Why Not Deep Learning?
Given that this is a segmentation task, you might wonder why I didn’t use U-Net or a similar architecture. Here’s my reasoning:
| Criterion | Classical Approach | Deep Learning |
|---|---|---|
| Training Data | Not needed | 500-1,000+ images minimum |
| 2D Slice Support | ✅ | ✅ |
| External Dependencies | numpy, opencv, scipy | GPU, large frameworks |
| Interpretability | Each step is clear | Black box |
| Current Accuracy | IoU 0.98 | Potentially higher with enough data |
With only 5 labeled images, deep learning was simply not an option.

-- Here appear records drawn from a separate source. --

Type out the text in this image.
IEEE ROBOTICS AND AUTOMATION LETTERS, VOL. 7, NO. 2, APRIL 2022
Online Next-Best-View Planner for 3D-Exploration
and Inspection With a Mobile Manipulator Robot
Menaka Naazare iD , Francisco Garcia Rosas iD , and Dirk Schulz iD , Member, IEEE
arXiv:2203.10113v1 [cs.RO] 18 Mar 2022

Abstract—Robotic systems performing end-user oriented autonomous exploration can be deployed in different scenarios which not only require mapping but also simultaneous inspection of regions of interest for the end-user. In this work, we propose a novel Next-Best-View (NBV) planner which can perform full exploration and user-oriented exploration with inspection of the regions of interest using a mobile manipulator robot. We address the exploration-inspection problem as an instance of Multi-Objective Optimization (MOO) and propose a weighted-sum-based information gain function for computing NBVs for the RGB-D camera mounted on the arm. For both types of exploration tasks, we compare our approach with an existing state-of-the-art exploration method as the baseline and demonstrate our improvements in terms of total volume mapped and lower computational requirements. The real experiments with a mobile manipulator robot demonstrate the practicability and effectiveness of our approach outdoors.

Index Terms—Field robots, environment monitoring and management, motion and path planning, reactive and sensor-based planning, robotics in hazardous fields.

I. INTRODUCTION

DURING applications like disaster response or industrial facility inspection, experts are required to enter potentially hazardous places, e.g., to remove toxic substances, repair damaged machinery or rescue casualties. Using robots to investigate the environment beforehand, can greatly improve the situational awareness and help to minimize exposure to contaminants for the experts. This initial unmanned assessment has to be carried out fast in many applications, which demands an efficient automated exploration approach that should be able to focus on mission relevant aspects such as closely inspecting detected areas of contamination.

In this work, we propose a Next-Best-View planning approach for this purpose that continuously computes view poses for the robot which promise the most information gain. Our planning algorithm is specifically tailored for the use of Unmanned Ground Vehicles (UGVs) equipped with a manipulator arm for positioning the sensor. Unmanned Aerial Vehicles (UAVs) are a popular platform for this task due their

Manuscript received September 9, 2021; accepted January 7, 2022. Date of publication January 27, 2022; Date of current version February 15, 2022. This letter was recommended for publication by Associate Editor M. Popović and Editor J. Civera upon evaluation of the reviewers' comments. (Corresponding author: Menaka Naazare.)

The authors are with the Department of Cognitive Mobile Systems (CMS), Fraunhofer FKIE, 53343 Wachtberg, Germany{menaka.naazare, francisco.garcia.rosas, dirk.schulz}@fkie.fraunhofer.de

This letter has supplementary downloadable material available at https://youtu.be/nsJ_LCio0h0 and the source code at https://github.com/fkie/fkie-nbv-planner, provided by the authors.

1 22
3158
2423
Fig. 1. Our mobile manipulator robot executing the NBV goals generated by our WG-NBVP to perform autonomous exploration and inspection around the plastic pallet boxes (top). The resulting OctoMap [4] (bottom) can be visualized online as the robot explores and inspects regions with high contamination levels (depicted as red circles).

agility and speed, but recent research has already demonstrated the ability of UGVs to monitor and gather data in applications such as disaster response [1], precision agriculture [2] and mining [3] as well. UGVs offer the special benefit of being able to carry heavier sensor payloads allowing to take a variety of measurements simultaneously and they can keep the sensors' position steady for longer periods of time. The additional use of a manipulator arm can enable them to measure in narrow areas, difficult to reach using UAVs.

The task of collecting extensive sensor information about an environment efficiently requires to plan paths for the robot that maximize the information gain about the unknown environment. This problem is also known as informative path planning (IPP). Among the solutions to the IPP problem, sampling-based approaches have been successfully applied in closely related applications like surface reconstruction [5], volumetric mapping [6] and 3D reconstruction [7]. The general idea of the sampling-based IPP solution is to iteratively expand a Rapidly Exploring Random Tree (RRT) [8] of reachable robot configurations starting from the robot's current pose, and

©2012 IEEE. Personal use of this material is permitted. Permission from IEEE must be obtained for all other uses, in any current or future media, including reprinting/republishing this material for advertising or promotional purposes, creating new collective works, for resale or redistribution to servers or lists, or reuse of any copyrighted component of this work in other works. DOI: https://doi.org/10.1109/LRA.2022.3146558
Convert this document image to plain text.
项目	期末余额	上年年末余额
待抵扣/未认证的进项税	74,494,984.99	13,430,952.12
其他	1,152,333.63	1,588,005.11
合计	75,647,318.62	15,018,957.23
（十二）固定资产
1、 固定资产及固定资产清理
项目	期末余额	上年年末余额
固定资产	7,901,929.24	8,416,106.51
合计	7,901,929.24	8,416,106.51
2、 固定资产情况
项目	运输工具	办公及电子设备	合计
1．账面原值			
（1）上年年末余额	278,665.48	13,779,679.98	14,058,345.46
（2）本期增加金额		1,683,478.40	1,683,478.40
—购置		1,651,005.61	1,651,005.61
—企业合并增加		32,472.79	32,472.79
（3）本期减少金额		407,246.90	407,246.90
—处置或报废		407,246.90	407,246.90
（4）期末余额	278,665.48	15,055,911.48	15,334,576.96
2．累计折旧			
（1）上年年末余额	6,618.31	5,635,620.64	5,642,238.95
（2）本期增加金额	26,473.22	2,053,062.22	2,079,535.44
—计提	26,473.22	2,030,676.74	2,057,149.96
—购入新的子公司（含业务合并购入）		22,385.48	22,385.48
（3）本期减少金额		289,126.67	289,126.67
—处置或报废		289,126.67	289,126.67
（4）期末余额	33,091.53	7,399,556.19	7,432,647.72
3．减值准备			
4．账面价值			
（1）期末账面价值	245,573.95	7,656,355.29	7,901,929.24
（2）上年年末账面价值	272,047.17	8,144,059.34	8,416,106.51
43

However, if 10,000+ labeled images became available, I would definitely consider training a U-Net for potentially even better results.
Scaling to 100,000 Images
As part of the project, I also planned for processing 100,000 images within 2 weeks.
Performance Analysis
| Metric | Value |
|---|---|
| Processing time per image | 16.6 ms |
| Images per second | 60.2 |
| Time for 100,000 images (single thread) | ~28 minutes |
| Time for 100,000 images (8 cores) | ~4 minutes |
The classical approach turned out to be extremely fast—no GPU required!
Batch Processing Script
1
2
3
4
5
6
7
8
9
10
11
12
13
14
15
16
17
18
19
20
import numpy as np
from multiprocessing import Pool
from skull_mask_generator import create_skull_mask
def process_single(image: np.ndarray) -> np.ndarray:
return create_skull_mask(image)
# end def
if __name__ == '__main__':
images = np.load('large_dataset.npy')
with Pool(processes=8) as pool:
masks = pool.map(process_single, images)
# end with
np.save('output_masks.npy', np.array(masks))
# end if
Conclusion
Key insights:
- Edge-touching property was the breakthrough—Scalp touches borders, Brain doesn’t
- Iterate and measure—v1-v4 failed, v5 worked
- Simple can be powerful—Otsu + Connected Components + Dilation = 98% IoU
Not every problem needs deep learning.